How does Forescout help detect insider threats?
The Forescout Platform helps organizations detect and respond to all types of cybersecurity threats, including insider threats – continuously and automatically. Forescout XDR, the extended detection and response component of the platform, collects and analyzes large amounts of data from multiple sources, such as network logs, endpoint activity and cloud security events, to identify unusual behavior and potential security incidents. Features that help detect and respond to insider threats include:
- User and device behavioral analysis: Forescout XDR uses cross-product correlation, user and entity behavior analytics (UEBA) and baselining to analyze user and device behaviors. This helps you quickly detect and respond to unusual or suspicious activity, including potential insider threats.
- Automated response: Forescout XDR provides automated response capabilities that can be triggered based on specific security events or incidents. This helps you respond quickly to potential insider threats without the need for manual intervention.

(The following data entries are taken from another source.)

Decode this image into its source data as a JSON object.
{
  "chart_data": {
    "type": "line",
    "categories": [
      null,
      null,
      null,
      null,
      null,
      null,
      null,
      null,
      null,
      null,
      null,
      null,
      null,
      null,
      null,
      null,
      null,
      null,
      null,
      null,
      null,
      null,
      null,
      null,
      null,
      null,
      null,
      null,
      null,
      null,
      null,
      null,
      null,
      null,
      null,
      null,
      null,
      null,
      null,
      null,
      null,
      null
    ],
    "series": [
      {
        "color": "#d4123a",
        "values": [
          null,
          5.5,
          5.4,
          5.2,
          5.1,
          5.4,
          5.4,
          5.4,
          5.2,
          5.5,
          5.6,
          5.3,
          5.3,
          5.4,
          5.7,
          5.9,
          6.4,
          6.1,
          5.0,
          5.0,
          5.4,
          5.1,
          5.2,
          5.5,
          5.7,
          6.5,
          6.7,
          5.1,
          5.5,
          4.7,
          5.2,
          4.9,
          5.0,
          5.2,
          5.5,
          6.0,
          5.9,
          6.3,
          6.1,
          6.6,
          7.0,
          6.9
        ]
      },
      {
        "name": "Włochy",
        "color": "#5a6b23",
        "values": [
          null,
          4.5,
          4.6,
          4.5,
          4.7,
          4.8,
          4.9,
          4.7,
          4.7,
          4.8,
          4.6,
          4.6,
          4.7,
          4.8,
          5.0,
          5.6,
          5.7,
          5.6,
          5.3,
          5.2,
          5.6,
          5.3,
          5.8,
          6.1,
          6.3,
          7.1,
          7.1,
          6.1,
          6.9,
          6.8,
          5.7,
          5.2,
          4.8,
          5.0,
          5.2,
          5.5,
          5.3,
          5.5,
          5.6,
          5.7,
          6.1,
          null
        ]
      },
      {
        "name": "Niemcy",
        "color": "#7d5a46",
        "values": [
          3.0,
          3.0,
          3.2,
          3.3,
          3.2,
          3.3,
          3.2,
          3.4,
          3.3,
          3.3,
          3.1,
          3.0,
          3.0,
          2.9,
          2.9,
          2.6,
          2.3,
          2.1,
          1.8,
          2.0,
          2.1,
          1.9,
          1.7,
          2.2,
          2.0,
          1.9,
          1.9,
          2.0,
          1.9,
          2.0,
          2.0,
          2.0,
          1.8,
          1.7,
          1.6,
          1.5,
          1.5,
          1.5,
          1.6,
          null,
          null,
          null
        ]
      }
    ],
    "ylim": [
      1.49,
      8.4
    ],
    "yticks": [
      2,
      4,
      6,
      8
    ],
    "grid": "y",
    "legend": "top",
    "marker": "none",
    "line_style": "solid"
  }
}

- Integrations with security tools: Forescout XDR integrates with a wide range of security tools, such as firewalls, intrusion prevention systems (IPS) and security information and event management (SIEM) systems. This integration enhances your overall security posture and helps provide a more comprehensive view of potential insider threats.
- Cloud security: Forescout XDR provides cloud security capabilities that help you secure cloud-based resources and applications. This includes the ability to detect and respond to potential insider threats that occur within cloud environments.
Detect and respond more efficiently to all types of true threats – including insider threats.
Insider threat detection model in Forescout Cloud
The best way to reduce negligent insider threats
Threat detection analytics and related capabilities grow more sophisticated every year. They must if organizations want to keep pace with – and outsmart – constantly evolving TTPs. For one type of insider threat, you have an even more powerful tool in your toolbox: cybersecurity awareness training.
One of the conclusions of the CSRB review of LAPSUS$ is that “employee awareness and insider risk management factored heavily into whether organizations defended well against this class of threat actors.”
As mentioned earlier, negligent insider threats aren’t always caused by malicious behavior, but they nonetheless open the door to malicious attacks. According to one study, 56% of insider incidents are caused by negligent employees or contractors – compared to 26% caused by malicious insiders.
Offering quarterly, interactive cybersecurity awareness training can go a long way to change employee behavior, perhaps not initially but definitely over time. It’s also one of the best ways to reinforce a security culture and foster healthy suspicion. As a bonus, a high-profile, proactive culture of security may discourage malicious insider threats.